De la logique violente de ce triple déni, l’une des conséquences est en effet le refus affirmé du recours au psychologue. Mais ce n’est qu’un dégât collatéral de tout le reste.
Françoise Acker, sociologue
En première lecture, ce qui me met mal à l’aise tout au long de cet article du Monde, c’est :
– Le titre, on ne se suicide jamais uniquement à cause du travail : beau déni de responsabilité, manœuvre dilatoire,
– le doute, cette non-reconnaissance (managériale ?) empêche d’emblée toute reconnaissance de la souffrance de la personne,
– Et travail est aussi très flou ici. De quoi parle-t-on ? Du travail en lui-même, du lieu où l’on travaille ? De ce qui fait le travail ? De la place que peut prendre la personne dans l’élaboration de ce travail ?,
– La façon dont on parle de celui qui est en souffrance : salarié, individu, personne. Au bout du compte, on ne sait pas de qui parle Xavier Alas, et c’est sans doute voulu. Comment retrouver une place dans une entreprise dans laquelle on ne sait pas qui on est, et comment le « manageur », la « stratégie managériale » (superbe comme expression !) se représente-t-il la personne ? Seulement par son « utilité » (« le regard des autres sur son utilité »). Et en faisant de cette personne quelqu’un de dissocié : un salarié vs une personne hors entreprise,
– La façon de parler de l’entreprise, des « manageurs », qui n’ont pas de responsabilité dans le développement de la souffrance d’une personne, le déni dont parle Christiane, et en même temps une mise en avant d’une entreprise qui fonctionne en « huis clos » cf la fin du texte. L’entreprise doit garder ce salarié sous contrôle, ne pas lui laisser d’échappatoire. Pas de médecin du travail effectivement, mais un contrôle du comportement de la personne en souffrance par les manageurs. L’équipe de travail est déclarée incompétente, les manageurs aussi semble-t-il,
– Le rapport au travail n’est pas évoqué, pas plus que le rapport à l’organisation. L’organisation du travail ne peut pas être interrogée.

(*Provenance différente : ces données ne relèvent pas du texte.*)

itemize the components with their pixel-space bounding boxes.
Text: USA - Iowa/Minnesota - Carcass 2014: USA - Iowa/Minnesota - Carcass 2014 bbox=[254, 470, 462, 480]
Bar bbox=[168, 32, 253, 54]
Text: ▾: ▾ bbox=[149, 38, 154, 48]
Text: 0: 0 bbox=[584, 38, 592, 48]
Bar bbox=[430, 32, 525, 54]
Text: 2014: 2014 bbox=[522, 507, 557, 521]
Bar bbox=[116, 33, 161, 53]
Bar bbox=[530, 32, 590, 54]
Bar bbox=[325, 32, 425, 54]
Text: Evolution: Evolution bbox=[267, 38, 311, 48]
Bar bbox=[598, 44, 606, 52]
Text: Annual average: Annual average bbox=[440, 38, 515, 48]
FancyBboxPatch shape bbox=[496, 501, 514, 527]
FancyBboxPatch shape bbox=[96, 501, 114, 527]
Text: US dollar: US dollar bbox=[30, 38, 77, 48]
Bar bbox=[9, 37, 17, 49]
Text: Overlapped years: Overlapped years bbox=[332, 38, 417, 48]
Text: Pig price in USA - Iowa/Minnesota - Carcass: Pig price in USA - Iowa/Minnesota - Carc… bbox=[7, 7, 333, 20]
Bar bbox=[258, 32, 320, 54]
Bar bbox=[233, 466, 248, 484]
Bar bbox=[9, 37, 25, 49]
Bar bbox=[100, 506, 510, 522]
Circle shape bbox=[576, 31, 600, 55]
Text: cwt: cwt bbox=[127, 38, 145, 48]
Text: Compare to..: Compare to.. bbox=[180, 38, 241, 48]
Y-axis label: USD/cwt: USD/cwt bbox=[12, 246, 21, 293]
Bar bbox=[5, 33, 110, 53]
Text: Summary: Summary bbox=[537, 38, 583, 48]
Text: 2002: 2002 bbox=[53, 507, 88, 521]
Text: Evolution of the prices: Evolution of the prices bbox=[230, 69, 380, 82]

Marie Kayser, médecin généraliste
Les préconisations de cet article du Monde constituent une véritable mise en danger des salariés.
L’auteur ne se centre que sur la personne et passe sous silence le rôle des conditions de travail et du cadre du travail dans le déclenchement de la souffrance au travail.
Il réfute toute aide externe pour le salarié, l’enfermant ainsi dans le huis clos de l’entreprise, alors que s’arrêter de travailler est presque toujours nécessaire pour mettre de la distance avec ce qui fait souffrir. Enfin il ne mentionne même pas le recours au médecin du travail.